The story of how the biggest banks on Wall Street, like JP Morgan Chase, Citigroup and others, pled guilty to a number of international financial crimes is well known. What is not quite as well known is that these banks received no penalties other than some stiff fines. Despite taking part in collusion to fill their pockets at the expense of innocent consumers, investors and global institutions, there were never any very serious penalties imposed on them.
Apparently, Santa Cruz County in California has had enough. Our client Richard Bowen, known for his role as a whistleblower in the Citigroup scandal, recently detailed the story of how the county is completely fed up with TBTF banks essentially subverting the political process by giving gigantic donations to political campaigns and drafting new pieces of legislation that benefit them. Now, the board of supervisors in the county has voted not to do any business with the big banks that were recently fined for the next five years.

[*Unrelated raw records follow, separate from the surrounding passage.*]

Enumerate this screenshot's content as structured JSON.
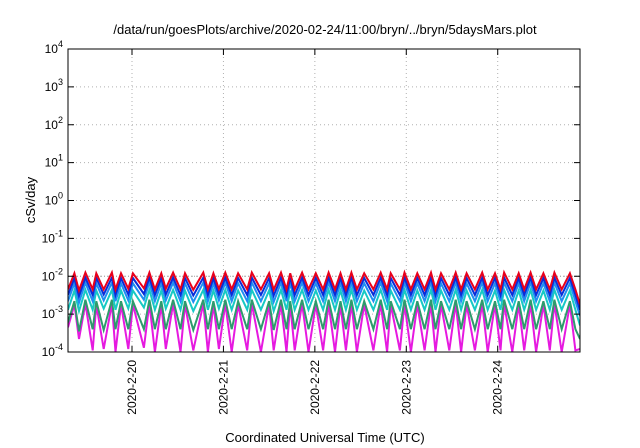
{
  "chart_data": {
    "type": "line",
    "title": "/data/run/goesPlots/archive/2020-02-24/11:00/bryn/../bryn/5daysMars.plot",
    "xlabel": "Coordinated Universal Time (UTC)",
    "ylabel": "cSv/day",
    "y_scale": "log",
    "ylim": [
      0.0001,
      10000
    ],
    "xlim": [
      0,
      5.6
    ],
    "grid": true,
    "x_ticks": [
      {
        "pos": 0.7,
        "label": "2020-2-20"
      },
      {
        "pos": 1.7,
        "label": "2020-2-21"
      },
      {
        "pos": 2.7,
        "label": "2020-2-22"
      },
      {
        "pos": 3.7,
        "label": "2020-2-23"
      },
      {
        "pos": 4.7,
        "label": "2020-2-24"
      }
    ],
    "y_ticks": [
      {
        "exp": "-4",
        "value": 0.0001
      },
      {
        "exp": "-3",
        "value": 0.001
      },
      {
        "exp": "-2",
        "value": 0.01
      },
      {
        "exp": "-1",
        "value": 0.1
      },
      {
        "exp": "0",
        "value": 1
      },
      {
        "exp": "1",
        "value": 10
      },
      {
        "exp": "2",
        "value": 100
      },
      {
        "exp": "3",
        "value": 1000
      },
      {
        "exp": "4",
        "value": 10000
      }
    ],
    "reference_line": {
      "value": 0.01,
      "color": "#a0a0a0",
      "style": "dotted"
    },
    "series": [
      {
        "color": "#e8001c",
        "values_x": [
          0,
          0.07,
          0.12,
          0.19,
          0.27,
          0.31,
          0.39,
          0.48,
          0.52,
          0.58,
          0.66,
          0.71,
          0.83,
          0.89,
          0.95,
          1.02,
          1.07,
          1.15,
          1.23,
          1.28,
          1.37,
          1.48,
          1.53,
          1.59,
          1.65,
          1.72,
          1.79,
          1.86,
          1.96,
          2.01,
          2.11,
          2.2,
          2.25,
          2.33,
          2.39,
          2.43,
          2.48,
          2.56,
          2.63,
          2.71,
          2.79,
          2.85,
          2.92,
          2.98,
          3.04,
          3.1,
          3.16,
          3.24,
          3.34,
          3.42,
          3.49,
          3.53,
          3.63,
          3.68,
          3.75,
          3.82,
          3.9,
          3.97,
          4.02,
          4.08,
          4.17,
          4.24,
          4.3,
          4.36,
          4.45,
          4.53,
          4.59,
          4.67,
          4.73,
          4.77,
          4.86,
          4.93,
          4.99,
          5.06,
          5.12,
          5.2,
          5.27,
          5.32,
          5.4,
          5.49,
          5.55,
          5.6
        ],
        "values_y": [
          0.0045,
          0.012,
          0.0042,
          0.0125,
          0.0045,
          0.012,
          0.0045,
          0.0125,
          0.0045,
          0.012,
          0.0047,
          0.012,
          0.0048,
          0.0125,
          0.0045,
          0.012,
          0.0047,
          0.0125,
          0.0045,
          0.012,
          0.0044,
          0.0125,
          0.0045,
          0.012,
          0.0046,
          0.0125,
          0.0045,
          0.012,
          0.0045,
          0.0125,
          0.0045,
          0.012,
          0.0044,
          0.0125,
          0.0045,
          0.012,
          0.0045,
          0.0125,
          0.0045,
          0.012,
          0.0045,
          0.0125,
          0.0045,
          0.012,
          0.0045,
          0.0125,
          0.0045,
          0.012,
          0.0045,
          0.0125,
          0.0045,
          0.012,
          0.0045,
          0.0125,
          0.0045,
          0.012,
          0.0045,
          0.0125,
          0.0045,
          0.012,
          0.0045,
          0.0125,
          0.0045,
          0.012,
          0.0045,
          0.0125,
          0.0045,
          0.012,
          0.0045,
          0.0125,
          0.0045,
          0.012,
          0.0045,
          0.0125,
          0.0045,
          0.012,
          0.0045,
          0.0125,
          0.0045,
          0.012,
          0.0045,
          0.0018
        ]
      },
      {
        "color": "#0a2cd8",
        "values_x": [
          0,
          0.07,
          0.12,
          0.19,
          0.27,
          0.31,
          0.39,
          0.48,
          0.52,
          0.58,
          0.66,
          0.71,
          0.83,
          0.89,
          0.95,
          1.02,
          1.07,
          1.15,
          1.23,
          1.28,
          1.37,
          1.48,
          1.53,
          1.59,
          1.65,
          1.72,
          1.79,
          1.86,
          1.96,
          2.01,
          2.11,
          2.2,
          2.25,
          2.33,
          2.39,
          2.43,
          2.48,
          2.56,
          2.63,
          2.71,
          2.79,
          2.85,
          2.92,
          2.98,
          3.04,
          3.1,
          3.16,
          3.24,
          3.34,
          3.42,
          3.49,
          3.53,
          3.63,
          3.68,
          3.75,
          3.82,
          3.9,
          3.97,
          4.02,
          4.08,
          4.17,
          4.24,
          4.3,
          4.36,
          4.45,
          4.53,
          4.59,
          4.67,
          4.73,
          4.77,
          4.86,
          4.93,
          4.99,
          5.06,
          5.12,
          5.2,
          5.27,
          5.32,
          5.4,
          5.49,
          5.55,
          5.6
        ],
        "values_y": [
          0.0032,
          0.009,
          0.003,
          0.0092,
          0.0032,
          0.009,
          0.0033,
          0.0092,
          0.0032,
          0.009,
          0.0033,
          0.009,
          0.0034,
          0.0092,
          0.0032,
          0.009,
          0.0033,
          0.0092,
          0.0032,
          0.009,
          0.0031,
          0.0092,
          0.0032,
          0.009,
          0.0033,
          0.0092,
          0.0032,
          0.009,
          0.0032,
          0.0092,
          0.0032,
          0.009,
          0.0031,
          0.0092,
          0.0032,
          0.009,
          0.0032,
          0.0092,
          0.0032,
          0.009,
          0.0032,
          0.0092,
          0.0032,
          0.009,
          0.0032,
          0.0092,
          0.0032,
          0.009,
          0.0032,
          0.0092,
          0.0032,
          0.009,
          0.0032,
          0.0092,
          0.0032,
          0.009,
          0.0032,
          0.0092,
          0.0032,
          0.009,
          0.0032,
          0.0092,
          0.0032,
          0.009,
          0.0032,
          0.0092,
          0.0032,
          0.009,
          0.0032,
          0.0092,
          0.0032,
          0.009,
          0.0032,
          0.0092,
          0.0032,
          0.009,
          0.0032,
          0.0092,
          0.0032,
          0.009,
          0.0032,
          0.0013
        ]
      },
      {
        "color": "#1f8ef2",
        "values_x": [
          0,
          0.07,
          0.12,
          0.19,
          0.27,
          0.31,
          0.39,
          0.48,
          0.52,
          0.58,
          0.66,
          0.71,
          0.83,
          0.89,
          0.95,
          1.02,
          1.07,
          1.15,
          1.23,
          1.28,
          1.37,
          1.48,
          1.53,
          1.59,
          1.65,
          1.72,
          1.79,
          1.86,
          1.96,
          2.01,
          2.11,
          2.2,
          2.25,
          2.33,
          2.39,
          2.43,
          2.48,
          2.56,
          2.63,
          2.71,
          2.79,
          2.85,
          2.92,
          2.98,
          3.04,
          3.1,
          3.16,
          3.24,
          3.34,
          3.42,
          3.49,
          3.53,
          3.63,
          3.68,
          3.75,
          3.82,
          3.9,
          3.97,
          4.02,
          4.08,
          4.17,
          4.24,
          4.3,
          4.36,
          4.45,
          4.53,
          4.59,
          4.67,
          4.73,
          4.77,
          4.86,
          4.93,
          4.99,
          5.06,
          5.12,
          5.2,
          5.27,
          5.32,
          5.4,
          5.49,
          5.55,
          5.6
        ],
        "values_y": [
          0.0022,
          0.0065,
          0.002,
          0.0068,
          0.0022,
          0.0065,
          0.0023,
          0.0068,
          0.0022,
          0.0065,
          0.0023,
          0.0065,
          0.0024,
          0.0068,
          0.0022,
          0.0065,
          0.0023,
          0.0068,
          0.0022,
          0.0065,
          0.0021,
          0.0068,
          0.0022,
          0.0065,
          0.0023,
          0.0068,
          0.0022,
          0.0065,
          0.0022,
          0.0068,
          0.0022,
          0.0065,
          0.0021,
          0.0068,
          0.0022,
          0.0065,
          0.0022,
          0.0068,
          0.0022,
          0.0065,
          0.0022,
          0.0068,
          0.0022,
          0.0065,
          0.0022,
          0.0068,
          0.0022,
          0.0065,
          0.0022,
          0.0068,
          0.0022,
          0.0065,
          0.0022,
          0.0068,
          0.0022,
          0.0065,
          0.0022,
          0.0068,
          0.0022,
          0.0065,
          0.0022,
          0.0068,
          0.0022,
          0.0065,
          0.0022,
          0.0068,
          0.0022,
          0.0065,
          0.0022,
          0.0068,
          0.0022,
          0.0065,
          0.0022,
          0.0068,
          0.0022,
          0.0065,
          0.0022,
          0.0068,
          0.0022,
          0.0065,
          0.0022,
          0.0009
        ]
      },
      {
        "color": "#17c9c4",
        "values_x": [
          0,
          0.07,
          0.12,
          0.19,
          0.27,
          0.31,
          0.39,
          0.48,
          0.52,
          0.58,
          0.66,
          0.71,
          0.83,
          0.89,
          0.95,
          1.02,
          1.07,
          1.15,
          1.23,
          1.28,
          1.37,
          1.48,
          1.53,
          1.59,
          1.65,
          1.72,
          1.79,
          1.86,
          1.96,
          2.01,
          2.11,
          2.2,
          2.25,
          2.33,
          2.39,
          2.43,
          2.48,
          2.56,
          2.63,
          2.71,
          2.79,
          2.85,
          2.92,
          2.98,
          3.04,
          3.1,
          3.16,
          3.24,
          3.34,
          3.42,
          3.49,
          3.53,
          3.63,
          3.68,
          3.75,
          3.82,
          3.9,
          3.97,
          4.02,
          4.08,
          4.17,
          4.24,
          4.3,
          4.36,
          4.45,
          4.53,
          4.59,
          4.67,
          4.73,
          4.77,
          4.86,
          4.93,
          4.99,
          5.06,
          5.12,
          5.2,
          5.27,
          5.32,
          5.4,
          5.49,
          5.55,
          5.6
        ],
        "values_y": [
          0.0013,
          0.0042,
          0.0012,
          0.0044,
          0.0013,
          0.0042,
          0.0014,
          0.0044,
          0.0013,
          0.0042,
          0.0014,
          0.0042,
          0.0015,
          0.0044,
          0.0013,
          0.0042,
          0.0014,
          0.0044,
          0.0013,
          0.0042,
          0.0012,
          0.0044,
          0.0013,
          0.0042,
          0.0014,
          0.0044,
          0.0013,
          0.0042,
          0.0013,
          0.0044,
          0.0013,
          0.0042,
          0.0012,
          0.0044,
          0.0013,
          0.0042,
          0.0013,
          0.0044,
          0.0013,
          0.0042,
          0.0013,
          0.0044,
          0.0013,
          0.0042,
          0.0013,
          0.0044,
          0.0013,
          0.0042,
          0.0013,
          0.0044,
          0.0013,
          0.0042,
          0.0013,
          0.0044,
          0.0013,
          0.0042,
          0.0013,
          0.0044,
          0.0013,
          0.0042,
          0.0013,
          0.0044,
          0.0013,
          0.0042,
          0.0013,
          0.0044,
          0.0013,
          0.0042,
          0.0013,
          0.0044,
          0.0013,
          0.0042,
          0.0013,
          0.0044,
          0.0013,
          0.0042,
          0.0013,
          0.0044,
          0.0013,
          0.0042,
          0.0013,
          0.0005
        ]
      },
      {
        "color": "#2e9a6c",
        "values_x": [
          0,
          0.07,
          0.12,
          0.19,
          0.27,
          0.31,
          0.39,
          0.48,
          0.52,
          0.58,
          0.66,
          0.71,
          0.83,
          0.89,
          0.95,
          1.02,
          1.07,
          1.15,
          1.23,
          1.28,
          1.37,
          1.48,
          1.53,
          1.59,
          1.65,
          1.72,
          1.79,
          1.86,
          1.96,
          2.01,
          2.11,
          2.2,
          2.25,
          2.33,
          2.39,
          2.43,
          2.48,
          2.56,
          2.63,
          2.71,
          2.79,
          2.85,
          2.92,
          2.98,
          3.04,
          3.1,
          3.16,
          3.24,
          3.34,
          3.42,
          3.49,
          3.53,
          3.63,
          3.68,
          3.75,
          3.82,
          3.9,
          3.97,
          4.02,
          4.08,
          4.17,
          4.24,
          4.3,
          4.36,
          4.45,
          4.53,
          4.59,
          4.67,
          4.73,
          4.77,
          4.86,
          4.93,
          4.99,
          5.06,
          5.12,
          5.2,
          5.27,
          5.32,
          5.4,
          5.49,
          5.55,
          5.6
        ],
        "values_y": [
          0.0006,
          0.0022,
          0.00035,
          0.0024,
          0.0004,
          0.0022,
          0.00038,
          0.0024,
          0.0004,
          0.0022,
          0.0004,
          0.0022,
          0.0004,
          0.0024,
          0.0004,
          0.0022,
          0.0004,
          0.0024,
          0.0004,
          0.0022,
          0.00038,
          0.0024,
          0.0004,
          0.0022,
          0.0004,
          0.0024,
          0.0004,
          0.0022,
          0.0004,
          0.0024,
          0.0004,
          0.0022,
          0.00038,
          0.0024,
          0.0004,
          0.0022,
          0.0004,
          0.0024,
          0.0004,
          0.0022,
          0.0004,
          0.0024,
          0.0004,
          0.0022,
          0.0004,
          0.0024,
          0.0004,
          0.0022,
          0.0004,
          0.0024,
          0.0004,
          0.0022,
          0.0004,
          0.0024,
          0.0004,
          0.0022,
          0.0004,
          0.0024,
          0.0004,
          0.0022,
          0.0004,
          0.0024,
          0.0004,
          0.0022,
          0.0004,
          0.0024,
          0.0004,
          0.0022,
          0.0004,
          0.0024,
          0.0004,
          0.0022,
          0.0004,
          0.0024,
          0.0004,
          0.0022,
          0.0004,
          0.0024,
          0.0004,
          0.0022,
          0.0004,
          0.00022
        ]
      },
      {
        "color": "#e619e0",
        "values_x": [
          0,
          0.07,
          0.12,
          0.19,
          0.27,
          0.31,
          0.39,
          0.48,
          0.52,
          0.58,
          0.66,
          0.71,
          0.83,
          0.89,
          0.95,
          1.02,
          1.07,
          1.15,
          1.23,
          1.28,
          1.37,
          1.48,
          1.53,
          1.59,
          1.65,
          1.72,
          1.79,
          1.86,
          1.96,
          2.01,
          2.11,
          2.2,
          2.25,
          2.33,
          2.39,
          2.43,
          2.48,
          2.56,
          2.63,
          2.71,
          2.79,
          2.85,
          2.92,
          2.98,
          3.04,
          3.1,
          3.16,
          3.24,
          3.34,
          3.42,
          3.49,
          3.53,
          3.63,
          3.68,
          3.75,
          3.82,
          3.9,
          3.97,
          4.02,
          4.08,
          4.17,
          4.24,
          4.3,
          4.36,
          4.45,
          4.53,
          4.59,
          4.67,
          4.73,
          4.77,
          4.86,
          4.93,
          4.99,
          5.06,
          5.12,
          5.2,
          5.27,
          5.32,
          5.4,
          5.49,
          5.55,
          5.6
        ],
        "values_y": [
          0.00045,
          0.0018,
          0.00022,
          0.0019,
          0.00011,
          0.0018,
          0.00012,
          0.0019,
          0.0001,
          0.0018,
          0.00012,
          0.0018,
          0.00013,
          0.0019,
          0.0001,
          0.0018,
          0.00012,
          0.0019,
          0.0001,
          0.0018,
          0.00011,
          0.0019,
          0.0001,
          0.0018,
          0.00012,
          0.0019,
          0.0001,
          0.0018,
          0.00011,
          0.0019,
          0.0001,
          0.0018,
          0.00011,
          0.0019,
          0.0001,
          0.0018,
          0.00011,
          0.0019,
          0.0001,
          0.0018,
          0.00011,
          0.0019,
          0.0001,
          0.0018,
          0.00011,
          0.0019,
          0.0001,
          0.0018,
          0.00011,
          0.0019,
          0.0001,
          0.0018,
          0.00011,
          0.0019,
          0.0001,
          0.0018,
          0.00011,
          0.0019,
          0.0001,
          0.0018,
          0.00011,
          0.0019,
          0.0001,
          0.0018,
          0.00011,
          0.0019,
          0.0001,
          0.0018,
          0.00011,
          0.0019,
          0.0001,
          0.0018,
          0.00011,
          0.0019,
          0.0001,
          0.0018,
          0.00011,
          0.0019,
          0.0001,
          0.0018,
          0.00011,
          0.00012
        ]
      }
    ]
  }
}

Although this act doesn’t significantly hurt the banks financially, it could have a ripple effect to other municipalities across the United States. The Santa Cruz County board is urging other states, counties and cities to also refuse to do business with these banks. The idea is if every municipality said “enough is enough” and refused to work with them, eventually some level of change would have to be imposed and the banks would know they would not be able to get away unscathed from ripping off the general public.
So, while Santa Cruz County is just one small part of the country, its decision to stand up to the big banks is one that should be commended. Hopefully others will follow suit.